Since Prime Minister Justin Trudeau’s offer to sell indigenous buyers 100 percent of the project – an existing, operational 1150km bitumen pipeline and the project to twin it – three buyers have emerged.
These include the Western Indigenous Pipeline Group whose First Nation partners live on the TMX right-of-way, Project Reconciliation and Alberta Iron Coalition.
Additionally, Métis settlements in Alberta already affected by the oil patch say they are being left out of the entire discussion on future development decisions related to TMX.
The Post Millennial has spoken to each of these Indigenous interests previously, except Alberta Iron Coalition; all are bullish on owning the project.
Métis remain supportive of the pipeline expansion, but want more attention paid to managing cumulative impacts from development to date, before TMX triples the current pipeline’s volume of 300,000 barrels/day.
While Western Indigenous Pipeline Group CEO Joe Dion insists that Ottawa is duty-bound to deal with them first as their interests are directly bisected by TMX, Morneau made no commitments.
“We’re not far enough along to get to a conclusion on (indigenous ownership) and certainly not far enough along to get to any idea of whether one group versus another group would be involved in that,” the minister said on that question.
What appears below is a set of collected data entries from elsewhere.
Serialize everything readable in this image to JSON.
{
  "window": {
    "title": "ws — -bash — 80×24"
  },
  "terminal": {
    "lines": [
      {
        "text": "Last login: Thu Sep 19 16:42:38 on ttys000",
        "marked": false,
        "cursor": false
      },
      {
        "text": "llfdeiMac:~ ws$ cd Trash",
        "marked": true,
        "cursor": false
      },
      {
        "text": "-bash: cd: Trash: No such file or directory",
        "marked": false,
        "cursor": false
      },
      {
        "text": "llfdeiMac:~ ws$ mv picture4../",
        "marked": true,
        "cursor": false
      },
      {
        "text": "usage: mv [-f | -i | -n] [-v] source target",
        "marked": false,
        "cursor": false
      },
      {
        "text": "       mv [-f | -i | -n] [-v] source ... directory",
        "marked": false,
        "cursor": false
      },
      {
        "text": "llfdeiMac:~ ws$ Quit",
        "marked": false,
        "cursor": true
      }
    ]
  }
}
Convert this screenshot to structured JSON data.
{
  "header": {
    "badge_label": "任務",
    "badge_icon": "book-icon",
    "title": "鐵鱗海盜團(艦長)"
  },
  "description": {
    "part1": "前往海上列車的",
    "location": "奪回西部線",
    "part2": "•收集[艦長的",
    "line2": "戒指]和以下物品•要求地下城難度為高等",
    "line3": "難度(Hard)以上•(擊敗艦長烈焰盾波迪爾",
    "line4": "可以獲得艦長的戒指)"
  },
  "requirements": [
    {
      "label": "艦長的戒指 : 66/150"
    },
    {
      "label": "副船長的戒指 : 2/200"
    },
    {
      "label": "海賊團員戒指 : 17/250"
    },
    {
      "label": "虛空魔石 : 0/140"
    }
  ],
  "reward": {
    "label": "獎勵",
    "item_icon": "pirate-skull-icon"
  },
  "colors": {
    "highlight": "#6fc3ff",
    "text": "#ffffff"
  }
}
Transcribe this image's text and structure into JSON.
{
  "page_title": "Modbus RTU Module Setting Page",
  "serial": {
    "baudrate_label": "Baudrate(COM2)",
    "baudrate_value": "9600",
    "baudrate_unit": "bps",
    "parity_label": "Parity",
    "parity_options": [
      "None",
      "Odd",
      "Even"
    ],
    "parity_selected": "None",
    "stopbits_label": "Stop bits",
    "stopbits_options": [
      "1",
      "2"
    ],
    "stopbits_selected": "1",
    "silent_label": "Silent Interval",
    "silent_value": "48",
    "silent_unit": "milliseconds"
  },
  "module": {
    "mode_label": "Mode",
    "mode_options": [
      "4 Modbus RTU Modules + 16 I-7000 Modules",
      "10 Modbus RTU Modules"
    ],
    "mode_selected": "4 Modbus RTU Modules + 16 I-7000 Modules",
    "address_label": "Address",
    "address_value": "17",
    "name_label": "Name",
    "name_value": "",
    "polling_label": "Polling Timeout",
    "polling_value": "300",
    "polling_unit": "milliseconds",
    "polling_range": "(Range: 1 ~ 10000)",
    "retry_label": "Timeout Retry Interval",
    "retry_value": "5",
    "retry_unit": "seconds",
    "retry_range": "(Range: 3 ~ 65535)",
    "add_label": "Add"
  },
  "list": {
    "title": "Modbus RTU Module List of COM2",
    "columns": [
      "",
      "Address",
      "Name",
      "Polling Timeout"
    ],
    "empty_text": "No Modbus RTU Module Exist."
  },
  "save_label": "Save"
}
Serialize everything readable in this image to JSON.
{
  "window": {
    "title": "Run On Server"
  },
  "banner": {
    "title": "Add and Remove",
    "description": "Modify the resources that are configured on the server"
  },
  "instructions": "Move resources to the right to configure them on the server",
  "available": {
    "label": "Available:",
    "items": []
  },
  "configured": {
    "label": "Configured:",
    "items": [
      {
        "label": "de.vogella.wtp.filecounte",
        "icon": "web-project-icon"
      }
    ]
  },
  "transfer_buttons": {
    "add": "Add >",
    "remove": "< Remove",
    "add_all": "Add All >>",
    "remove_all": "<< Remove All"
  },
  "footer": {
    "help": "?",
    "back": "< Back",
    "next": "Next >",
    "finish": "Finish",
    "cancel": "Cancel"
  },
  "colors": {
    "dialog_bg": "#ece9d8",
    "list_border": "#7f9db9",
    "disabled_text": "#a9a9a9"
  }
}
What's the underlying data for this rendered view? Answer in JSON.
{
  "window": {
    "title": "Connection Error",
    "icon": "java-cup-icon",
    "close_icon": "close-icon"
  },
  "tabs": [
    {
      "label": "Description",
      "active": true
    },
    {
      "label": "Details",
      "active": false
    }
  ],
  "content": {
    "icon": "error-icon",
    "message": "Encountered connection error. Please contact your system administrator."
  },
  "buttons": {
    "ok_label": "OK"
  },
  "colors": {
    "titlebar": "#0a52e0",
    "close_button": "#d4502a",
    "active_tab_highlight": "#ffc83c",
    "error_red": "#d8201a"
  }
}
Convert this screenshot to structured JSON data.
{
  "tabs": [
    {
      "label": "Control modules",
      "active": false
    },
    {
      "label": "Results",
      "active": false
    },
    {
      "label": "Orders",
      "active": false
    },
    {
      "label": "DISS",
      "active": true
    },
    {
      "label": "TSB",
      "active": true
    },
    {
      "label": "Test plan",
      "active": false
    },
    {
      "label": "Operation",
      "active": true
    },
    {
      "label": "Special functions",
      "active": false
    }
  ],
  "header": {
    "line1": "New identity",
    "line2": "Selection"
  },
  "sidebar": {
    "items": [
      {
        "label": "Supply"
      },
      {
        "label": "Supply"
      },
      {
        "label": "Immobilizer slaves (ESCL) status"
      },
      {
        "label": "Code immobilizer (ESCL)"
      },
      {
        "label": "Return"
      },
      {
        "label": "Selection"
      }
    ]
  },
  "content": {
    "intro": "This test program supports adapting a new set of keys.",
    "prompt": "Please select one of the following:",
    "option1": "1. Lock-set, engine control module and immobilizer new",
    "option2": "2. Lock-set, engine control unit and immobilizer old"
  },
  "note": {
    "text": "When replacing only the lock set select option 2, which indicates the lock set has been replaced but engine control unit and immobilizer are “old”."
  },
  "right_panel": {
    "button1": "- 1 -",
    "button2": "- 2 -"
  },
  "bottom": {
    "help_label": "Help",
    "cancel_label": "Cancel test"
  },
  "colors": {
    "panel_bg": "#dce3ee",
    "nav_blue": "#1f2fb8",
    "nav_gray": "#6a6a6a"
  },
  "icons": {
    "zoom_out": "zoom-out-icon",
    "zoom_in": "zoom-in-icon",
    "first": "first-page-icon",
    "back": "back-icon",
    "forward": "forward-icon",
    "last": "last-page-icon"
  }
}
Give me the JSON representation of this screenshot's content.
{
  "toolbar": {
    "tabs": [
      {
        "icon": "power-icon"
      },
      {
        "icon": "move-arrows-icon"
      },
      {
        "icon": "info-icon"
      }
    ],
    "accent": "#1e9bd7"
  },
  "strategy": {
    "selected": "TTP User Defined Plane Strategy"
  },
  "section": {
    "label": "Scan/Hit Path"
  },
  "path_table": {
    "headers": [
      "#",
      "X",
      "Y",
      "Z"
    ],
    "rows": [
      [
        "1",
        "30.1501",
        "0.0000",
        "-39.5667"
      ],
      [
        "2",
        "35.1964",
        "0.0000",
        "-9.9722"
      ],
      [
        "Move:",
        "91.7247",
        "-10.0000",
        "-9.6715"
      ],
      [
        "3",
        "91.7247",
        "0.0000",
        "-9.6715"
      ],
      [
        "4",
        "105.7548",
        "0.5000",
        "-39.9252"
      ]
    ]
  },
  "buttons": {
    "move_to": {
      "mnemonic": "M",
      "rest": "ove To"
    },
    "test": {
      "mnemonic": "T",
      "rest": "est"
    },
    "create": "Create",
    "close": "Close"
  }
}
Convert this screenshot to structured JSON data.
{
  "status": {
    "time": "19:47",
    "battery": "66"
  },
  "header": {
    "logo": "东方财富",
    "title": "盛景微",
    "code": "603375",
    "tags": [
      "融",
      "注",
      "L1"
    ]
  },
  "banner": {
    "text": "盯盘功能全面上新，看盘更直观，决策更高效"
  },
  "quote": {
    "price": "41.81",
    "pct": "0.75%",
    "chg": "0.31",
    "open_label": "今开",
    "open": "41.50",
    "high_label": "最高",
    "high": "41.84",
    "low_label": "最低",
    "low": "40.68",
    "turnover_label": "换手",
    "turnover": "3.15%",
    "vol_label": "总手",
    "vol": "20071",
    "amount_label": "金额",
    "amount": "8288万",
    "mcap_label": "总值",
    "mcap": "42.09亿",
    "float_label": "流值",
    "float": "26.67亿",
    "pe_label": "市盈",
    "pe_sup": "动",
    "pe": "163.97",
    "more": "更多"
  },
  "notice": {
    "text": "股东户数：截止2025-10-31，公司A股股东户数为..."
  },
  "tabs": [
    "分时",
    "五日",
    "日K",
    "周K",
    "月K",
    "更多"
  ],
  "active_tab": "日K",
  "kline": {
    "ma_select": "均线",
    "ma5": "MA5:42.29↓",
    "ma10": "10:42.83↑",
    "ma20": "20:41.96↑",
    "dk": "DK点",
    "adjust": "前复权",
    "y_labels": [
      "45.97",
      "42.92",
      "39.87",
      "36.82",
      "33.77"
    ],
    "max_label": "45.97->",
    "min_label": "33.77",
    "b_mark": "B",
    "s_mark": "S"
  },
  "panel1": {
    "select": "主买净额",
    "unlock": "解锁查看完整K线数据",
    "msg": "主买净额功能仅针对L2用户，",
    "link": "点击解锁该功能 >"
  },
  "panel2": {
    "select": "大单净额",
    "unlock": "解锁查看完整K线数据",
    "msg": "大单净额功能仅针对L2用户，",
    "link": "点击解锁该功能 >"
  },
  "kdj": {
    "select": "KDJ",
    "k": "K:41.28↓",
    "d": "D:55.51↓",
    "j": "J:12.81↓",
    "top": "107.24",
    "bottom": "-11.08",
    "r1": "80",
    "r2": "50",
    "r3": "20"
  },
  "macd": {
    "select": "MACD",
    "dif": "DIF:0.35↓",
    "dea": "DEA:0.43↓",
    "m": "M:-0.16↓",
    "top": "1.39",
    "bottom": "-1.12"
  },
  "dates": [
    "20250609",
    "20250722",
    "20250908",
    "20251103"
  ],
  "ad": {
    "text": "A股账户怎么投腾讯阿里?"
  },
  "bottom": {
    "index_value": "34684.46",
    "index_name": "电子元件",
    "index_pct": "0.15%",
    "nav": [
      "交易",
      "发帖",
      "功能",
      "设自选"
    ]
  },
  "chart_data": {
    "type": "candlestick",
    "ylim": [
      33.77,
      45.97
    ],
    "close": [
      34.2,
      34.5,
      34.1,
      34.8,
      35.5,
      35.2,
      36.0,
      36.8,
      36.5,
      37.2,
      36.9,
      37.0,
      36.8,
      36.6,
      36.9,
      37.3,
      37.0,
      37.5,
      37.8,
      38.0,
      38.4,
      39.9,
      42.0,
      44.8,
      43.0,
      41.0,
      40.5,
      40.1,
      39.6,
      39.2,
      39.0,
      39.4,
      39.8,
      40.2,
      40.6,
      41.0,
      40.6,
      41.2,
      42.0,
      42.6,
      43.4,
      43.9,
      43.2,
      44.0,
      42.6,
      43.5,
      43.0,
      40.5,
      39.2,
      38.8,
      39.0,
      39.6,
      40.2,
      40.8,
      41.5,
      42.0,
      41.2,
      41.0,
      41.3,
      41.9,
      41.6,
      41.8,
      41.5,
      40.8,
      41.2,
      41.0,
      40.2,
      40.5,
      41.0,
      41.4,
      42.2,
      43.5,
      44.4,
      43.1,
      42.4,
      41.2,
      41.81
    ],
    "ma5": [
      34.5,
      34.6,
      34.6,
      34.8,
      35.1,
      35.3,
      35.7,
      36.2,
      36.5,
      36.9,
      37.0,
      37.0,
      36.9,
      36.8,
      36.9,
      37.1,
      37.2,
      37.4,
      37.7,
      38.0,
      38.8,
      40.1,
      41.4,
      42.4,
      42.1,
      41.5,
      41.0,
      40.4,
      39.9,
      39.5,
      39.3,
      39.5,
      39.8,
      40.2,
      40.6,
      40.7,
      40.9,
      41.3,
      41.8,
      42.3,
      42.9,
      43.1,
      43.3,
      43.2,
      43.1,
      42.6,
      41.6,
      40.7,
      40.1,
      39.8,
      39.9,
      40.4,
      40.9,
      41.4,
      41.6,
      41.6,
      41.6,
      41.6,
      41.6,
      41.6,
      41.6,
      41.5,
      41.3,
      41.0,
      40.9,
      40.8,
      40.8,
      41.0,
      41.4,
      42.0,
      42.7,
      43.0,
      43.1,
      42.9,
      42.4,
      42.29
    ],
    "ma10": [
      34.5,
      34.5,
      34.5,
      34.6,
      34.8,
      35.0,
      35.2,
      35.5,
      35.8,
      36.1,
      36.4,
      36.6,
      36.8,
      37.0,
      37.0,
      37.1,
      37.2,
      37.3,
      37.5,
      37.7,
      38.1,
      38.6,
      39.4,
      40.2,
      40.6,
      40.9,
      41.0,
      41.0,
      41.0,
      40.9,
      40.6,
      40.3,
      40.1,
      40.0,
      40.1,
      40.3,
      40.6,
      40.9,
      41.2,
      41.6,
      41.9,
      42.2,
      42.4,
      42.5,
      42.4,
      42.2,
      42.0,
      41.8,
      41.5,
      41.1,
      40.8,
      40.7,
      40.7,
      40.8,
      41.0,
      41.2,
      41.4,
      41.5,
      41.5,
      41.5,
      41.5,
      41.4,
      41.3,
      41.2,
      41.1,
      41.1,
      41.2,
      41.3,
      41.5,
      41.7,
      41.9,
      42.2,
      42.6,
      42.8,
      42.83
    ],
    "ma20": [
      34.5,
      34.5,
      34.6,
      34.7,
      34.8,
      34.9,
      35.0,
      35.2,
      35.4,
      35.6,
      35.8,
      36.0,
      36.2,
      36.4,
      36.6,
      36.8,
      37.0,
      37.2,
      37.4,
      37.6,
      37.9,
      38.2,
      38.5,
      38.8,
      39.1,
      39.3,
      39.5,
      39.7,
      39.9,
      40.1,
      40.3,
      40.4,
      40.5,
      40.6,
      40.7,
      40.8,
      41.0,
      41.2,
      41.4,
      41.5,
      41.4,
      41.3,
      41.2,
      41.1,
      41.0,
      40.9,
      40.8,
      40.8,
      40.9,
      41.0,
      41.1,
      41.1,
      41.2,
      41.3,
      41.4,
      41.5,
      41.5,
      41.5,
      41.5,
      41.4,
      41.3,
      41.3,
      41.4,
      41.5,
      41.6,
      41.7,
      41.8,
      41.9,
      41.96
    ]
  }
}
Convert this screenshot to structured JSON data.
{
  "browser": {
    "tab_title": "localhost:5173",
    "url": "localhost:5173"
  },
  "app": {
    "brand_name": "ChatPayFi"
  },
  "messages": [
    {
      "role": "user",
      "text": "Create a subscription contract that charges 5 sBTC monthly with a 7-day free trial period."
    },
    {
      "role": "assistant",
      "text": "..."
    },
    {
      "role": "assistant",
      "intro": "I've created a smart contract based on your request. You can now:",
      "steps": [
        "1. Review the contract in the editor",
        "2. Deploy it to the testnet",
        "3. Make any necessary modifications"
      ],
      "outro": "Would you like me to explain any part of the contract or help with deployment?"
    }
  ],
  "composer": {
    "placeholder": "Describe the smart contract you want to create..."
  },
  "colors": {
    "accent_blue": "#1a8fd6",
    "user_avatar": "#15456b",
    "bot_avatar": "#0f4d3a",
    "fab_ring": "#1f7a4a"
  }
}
Adding some uncertainty to TMX fortunes are six coastal First Nations in British Columbia, who are at Federal Court of Appeal this week to argue the second round of consultations for the pipeline expansion were again, inadequate.
The Tsleil-Waututh and Squamish Nations scored their first victory against the Trans Mountain project back on August 30, 2018, after the federal appeals court quashed original National Energy Board permits.
Within 24 hours of this decision, Kinder Morgan shareholders voted to sell Trans Mountain to the Government of Canada and Ottawa re-started consultations with affected First Nations.